This is a “thinking out loud” note on how to define and implement a Light Cone Checkpoint Mechanism in a system such as Keykos.

Assume 32 EOs, (Event Objects) which are kernel objects and to which there are rescindable capabilities. An EO can be exclusively acquired by an application and used to gain the advantages of low cost checkpoints for that application despite the existence of other applications on the machine which preclude frequent classic system wide checkpoints.

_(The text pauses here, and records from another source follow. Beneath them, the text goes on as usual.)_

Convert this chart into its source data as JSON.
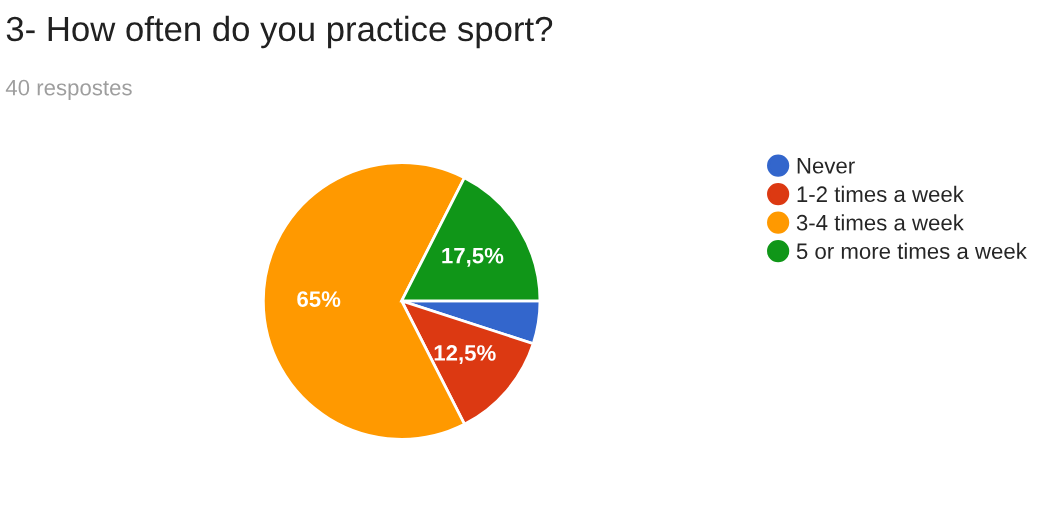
{
  "chart_data": {
    "type": "pie",
    "title": "3- How often do you practice sport?",
    "subtitle": "40 respostes",
    "categories": [
      "Never",
      "1-2 times a week",
      "3-4 times a week",
      "5 or more times a week"
    ],
    "values": [
      5,
      12.5,
      65,
      17.5
    ],
    "value_labels": [
      null,
      "12,5%",
      "65%",
      "17,5%"
    ],
    "colors": [
      "#3366cc",
      "#dc3912",
      "#ff9900",
      "#109618"
    ],
    "legend": "right"
  }
}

Some invocation of the EO is like ordering a system wide check point via the closely held checkpoint key. All of the state within the total system that has been “contaminated” by actions of the invoker is captured on stable store (or offsite) before the order finishes. Furthermore if this state is small this order will be quick. Any subsequent restart will be from a state that has all of the state visible to the invoker.

I imagine that each page and each node (the sole sites of state in Keykos) has a 32 bit contamination vector, CV, —one bit per EO. As any signal moves from a thing (page or node) to another thing, the CV of the message origin is ORed into the CV of the destination. In this regard a node fetch is regarded only as a message from the node to the domain nodes and a data fetch is considered as a message from the consulted nodes and page of the memory tree to the nodes of the domain. Clearly some optimization is required but I postpone those considerations.

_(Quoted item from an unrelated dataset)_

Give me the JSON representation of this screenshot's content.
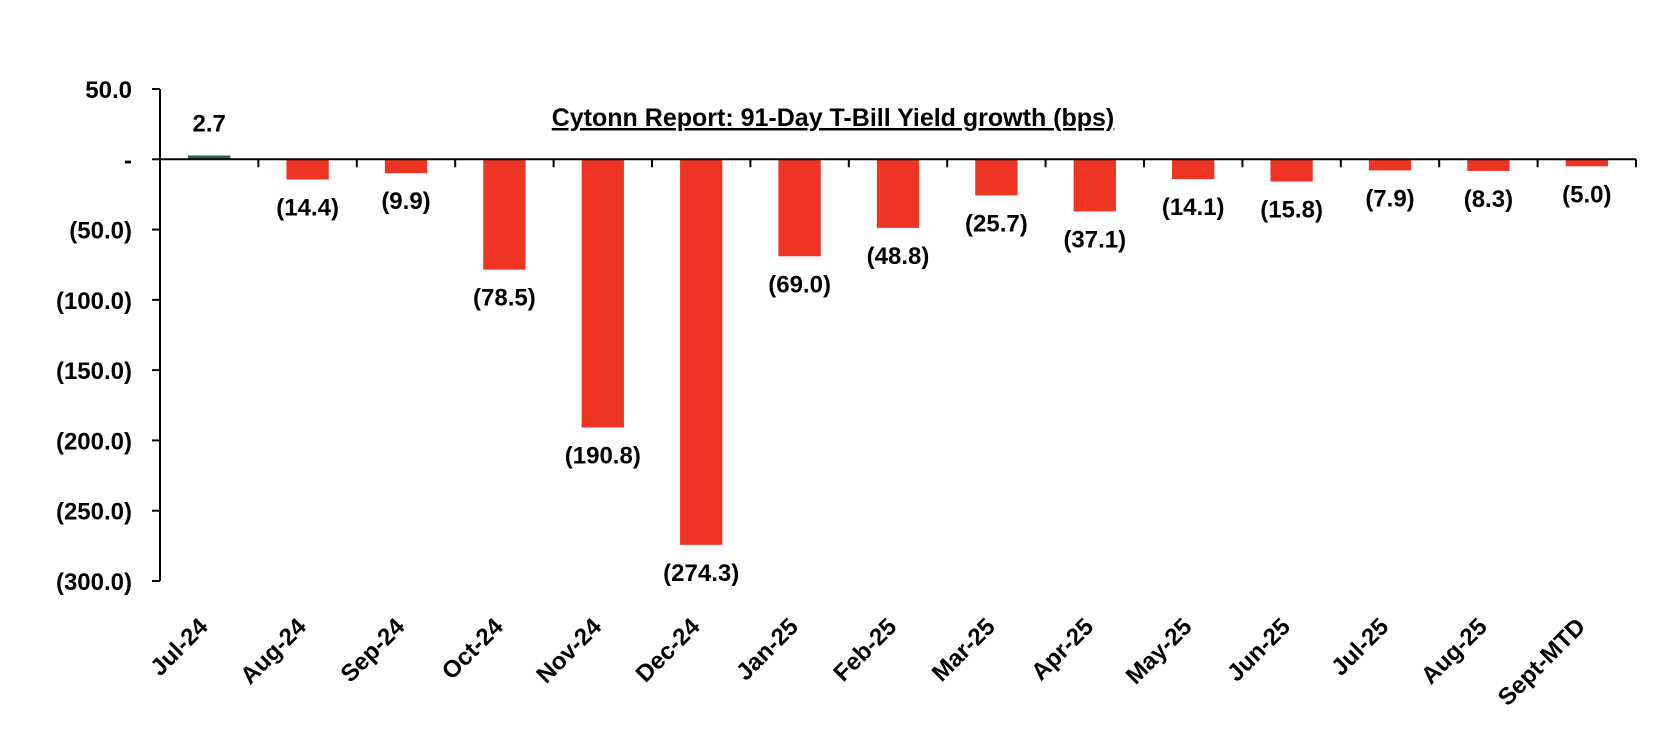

I recommend “ Finding Consistent Global Checkpoints in a Distributed Computation”. For a more careful introduction to these ideas. In place of their “processes” map our pages and nodes. Much of their apparatus is unneeded in Keykos for the kernel is free to create “checkpoints” for pages and nodes between arbitrary “messages”. This is in part due to the fact that the Keykos semantics for the sending and receiving of messages is atomic, with well defined states before and after the message. This paper also reminded me of the theoretical problem of exporting checkpoint logic from the kernel. Thats not easy just now.
Consider if these ideas overlap the techniques posited in the note on isolation.